COVID restrictions, on the other hand, offer support to the hotel for keeping the public out.

“The defendant's concern, which in my view is a fair one, is that a public health inspector may not consider the current configuration of outdoor dining sufficiently safe if members of the public, some of whom are fully vaccinated and others of whom are not, and some of whom are wearing masks while walking outdoors and others of whom are not, are prepared to walk down the length of the boardwalk dining area within a metre of or perhaps less of the defendant's patrons,” Riley wrote.

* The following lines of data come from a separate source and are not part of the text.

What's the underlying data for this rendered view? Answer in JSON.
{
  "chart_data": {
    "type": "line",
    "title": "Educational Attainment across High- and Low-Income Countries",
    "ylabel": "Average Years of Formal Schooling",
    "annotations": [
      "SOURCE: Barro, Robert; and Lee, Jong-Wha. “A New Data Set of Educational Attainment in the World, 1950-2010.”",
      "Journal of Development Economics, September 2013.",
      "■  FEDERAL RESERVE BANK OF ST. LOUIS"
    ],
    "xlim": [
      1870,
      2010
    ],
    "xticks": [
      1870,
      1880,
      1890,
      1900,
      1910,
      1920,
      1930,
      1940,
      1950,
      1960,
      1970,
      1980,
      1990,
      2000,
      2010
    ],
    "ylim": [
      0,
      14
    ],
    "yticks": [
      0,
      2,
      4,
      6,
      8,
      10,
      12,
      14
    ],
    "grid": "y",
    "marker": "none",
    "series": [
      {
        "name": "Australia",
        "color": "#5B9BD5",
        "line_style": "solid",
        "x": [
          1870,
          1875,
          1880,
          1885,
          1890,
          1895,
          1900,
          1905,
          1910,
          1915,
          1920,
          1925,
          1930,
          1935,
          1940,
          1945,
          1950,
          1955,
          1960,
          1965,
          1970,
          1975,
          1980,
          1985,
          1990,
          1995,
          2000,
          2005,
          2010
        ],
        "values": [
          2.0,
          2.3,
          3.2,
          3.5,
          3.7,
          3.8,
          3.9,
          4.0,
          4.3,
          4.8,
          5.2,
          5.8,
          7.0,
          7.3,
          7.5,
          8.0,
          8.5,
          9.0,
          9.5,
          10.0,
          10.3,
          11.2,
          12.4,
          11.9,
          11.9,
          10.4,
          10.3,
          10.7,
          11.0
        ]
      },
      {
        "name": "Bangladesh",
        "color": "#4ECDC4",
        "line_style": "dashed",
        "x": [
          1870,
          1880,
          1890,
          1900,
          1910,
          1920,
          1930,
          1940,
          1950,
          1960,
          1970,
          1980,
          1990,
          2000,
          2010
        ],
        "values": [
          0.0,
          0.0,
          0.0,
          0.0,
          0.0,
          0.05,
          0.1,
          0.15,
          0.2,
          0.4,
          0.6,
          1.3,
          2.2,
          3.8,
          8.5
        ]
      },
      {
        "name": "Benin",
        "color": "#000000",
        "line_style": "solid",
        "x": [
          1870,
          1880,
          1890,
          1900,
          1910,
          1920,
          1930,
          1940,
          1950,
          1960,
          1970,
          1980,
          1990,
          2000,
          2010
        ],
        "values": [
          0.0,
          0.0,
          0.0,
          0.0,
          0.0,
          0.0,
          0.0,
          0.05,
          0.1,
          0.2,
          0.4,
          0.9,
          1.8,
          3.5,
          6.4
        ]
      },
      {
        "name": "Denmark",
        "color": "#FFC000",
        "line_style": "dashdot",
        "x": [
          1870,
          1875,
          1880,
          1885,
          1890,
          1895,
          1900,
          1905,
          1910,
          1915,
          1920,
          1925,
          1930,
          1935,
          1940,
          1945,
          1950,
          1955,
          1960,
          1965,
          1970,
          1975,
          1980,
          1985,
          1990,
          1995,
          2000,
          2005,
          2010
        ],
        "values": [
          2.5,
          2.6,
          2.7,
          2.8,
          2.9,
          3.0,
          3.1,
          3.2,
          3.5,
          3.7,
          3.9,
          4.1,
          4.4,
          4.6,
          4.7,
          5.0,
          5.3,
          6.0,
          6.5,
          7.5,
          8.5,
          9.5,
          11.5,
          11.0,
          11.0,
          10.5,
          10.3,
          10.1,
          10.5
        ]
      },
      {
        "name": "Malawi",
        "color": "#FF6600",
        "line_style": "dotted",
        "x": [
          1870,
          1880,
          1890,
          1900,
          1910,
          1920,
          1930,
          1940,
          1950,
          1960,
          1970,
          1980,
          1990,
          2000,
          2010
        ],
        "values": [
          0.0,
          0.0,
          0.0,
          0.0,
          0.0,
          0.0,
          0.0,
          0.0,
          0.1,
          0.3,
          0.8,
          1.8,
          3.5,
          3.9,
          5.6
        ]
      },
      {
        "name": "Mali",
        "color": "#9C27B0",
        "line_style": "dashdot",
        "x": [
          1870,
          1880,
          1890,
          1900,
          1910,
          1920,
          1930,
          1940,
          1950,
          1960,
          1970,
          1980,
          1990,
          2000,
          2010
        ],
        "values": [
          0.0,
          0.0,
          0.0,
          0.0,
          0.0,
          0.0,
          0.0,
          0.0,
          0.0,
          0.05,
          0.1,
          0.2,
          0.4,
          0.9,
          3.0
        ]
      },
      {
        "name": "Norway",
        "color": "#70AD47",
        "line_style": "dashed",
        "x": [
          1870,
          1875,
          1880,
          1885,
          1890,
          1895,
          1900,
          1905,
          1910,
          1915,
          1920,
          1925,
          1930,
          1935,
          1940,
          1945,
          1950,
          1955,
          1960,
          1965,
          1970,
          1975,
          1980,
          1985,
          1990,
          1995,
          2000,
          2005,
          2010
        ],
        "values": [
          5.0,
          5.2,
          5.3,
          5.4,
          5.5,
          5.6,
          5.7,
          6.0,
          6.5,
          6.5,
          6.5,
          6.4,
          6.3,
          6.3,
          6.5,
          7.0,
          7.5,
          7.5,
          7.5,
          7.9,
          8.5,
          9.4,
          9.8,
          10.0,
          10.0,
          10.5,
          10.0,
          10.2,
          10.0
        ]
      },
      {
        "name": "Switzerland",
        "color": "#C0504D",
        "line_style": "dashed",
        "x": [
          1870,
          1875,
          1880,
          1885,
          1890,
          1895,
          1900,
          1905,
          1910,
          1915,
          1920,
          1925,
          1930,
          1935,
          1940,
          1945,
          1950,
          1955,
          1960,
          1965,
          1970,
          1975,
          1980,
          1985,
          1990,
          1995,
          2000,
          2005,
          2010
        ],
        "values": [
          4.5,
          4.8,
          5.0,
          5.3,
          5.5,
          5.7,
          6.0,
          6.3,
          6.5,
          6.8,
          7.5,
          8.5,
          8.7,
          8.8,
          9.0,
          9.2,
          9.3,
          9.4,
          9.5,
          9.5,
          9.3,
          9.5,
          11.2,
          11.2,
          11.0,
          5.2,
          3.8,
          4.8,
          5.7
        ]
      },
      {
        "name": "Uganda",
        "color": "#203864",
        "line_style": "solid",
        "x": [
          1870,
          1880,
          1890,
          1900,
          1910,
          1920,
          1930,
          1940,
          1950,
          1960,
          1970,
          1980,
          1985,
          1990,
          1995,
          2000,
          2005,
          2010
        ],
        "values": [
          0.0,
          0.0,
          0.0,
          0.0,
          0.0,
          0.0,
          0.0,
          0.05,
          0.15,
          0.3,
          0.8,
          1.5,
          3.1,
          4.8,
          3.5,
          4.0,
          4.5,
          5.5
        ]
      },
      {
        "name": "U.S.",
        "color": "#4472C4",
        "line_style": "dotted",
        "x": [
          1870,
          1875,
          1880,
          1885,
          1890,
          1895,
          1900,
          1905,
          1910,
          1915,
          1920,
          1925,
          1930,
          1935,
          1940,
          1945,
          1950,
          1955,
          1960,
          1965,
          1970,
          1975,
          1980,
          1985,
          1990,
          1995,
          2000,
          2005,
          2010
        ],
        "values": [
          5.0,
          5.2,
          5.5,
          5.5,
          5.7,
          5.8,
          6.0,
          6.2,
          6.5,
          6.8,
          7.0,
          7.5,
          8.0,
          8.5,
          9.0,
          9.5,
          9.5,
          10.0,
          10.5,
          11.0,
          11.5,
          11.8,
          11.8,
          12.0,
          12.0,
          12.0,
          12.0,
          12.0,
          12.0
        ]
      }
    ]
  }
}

Therefore, he struck a balance between the two.

“The appropriate balance can be achieved by an order that: (a) prevents the defendant from denying public access to the lakeside walkway during periods of time (full days) when the defendant's outdoor dining area is not open for business; and (b) allows the defendant to block public access to the lakeside walkway during periods of time (full days) when the defendant's outdoor dining area is open for business,” Riley wrote.

Hotel General Manager Mark Jeanes did not return phone calls from iNFOnews.ca by publication time.

But, staff on site when iNFOnews.ca visited today said the patio was, in fact, open and has been open year round in the past.

They said they could not be quoted but did mention that, on particularly foul or rainy days when it was clear no one would want to sit on the patio, that the gate is unlocked.

The wording of Riley’s decision gives the hotel the right to lock the gate for a full day when the patio is open. That applies even if no one is using it.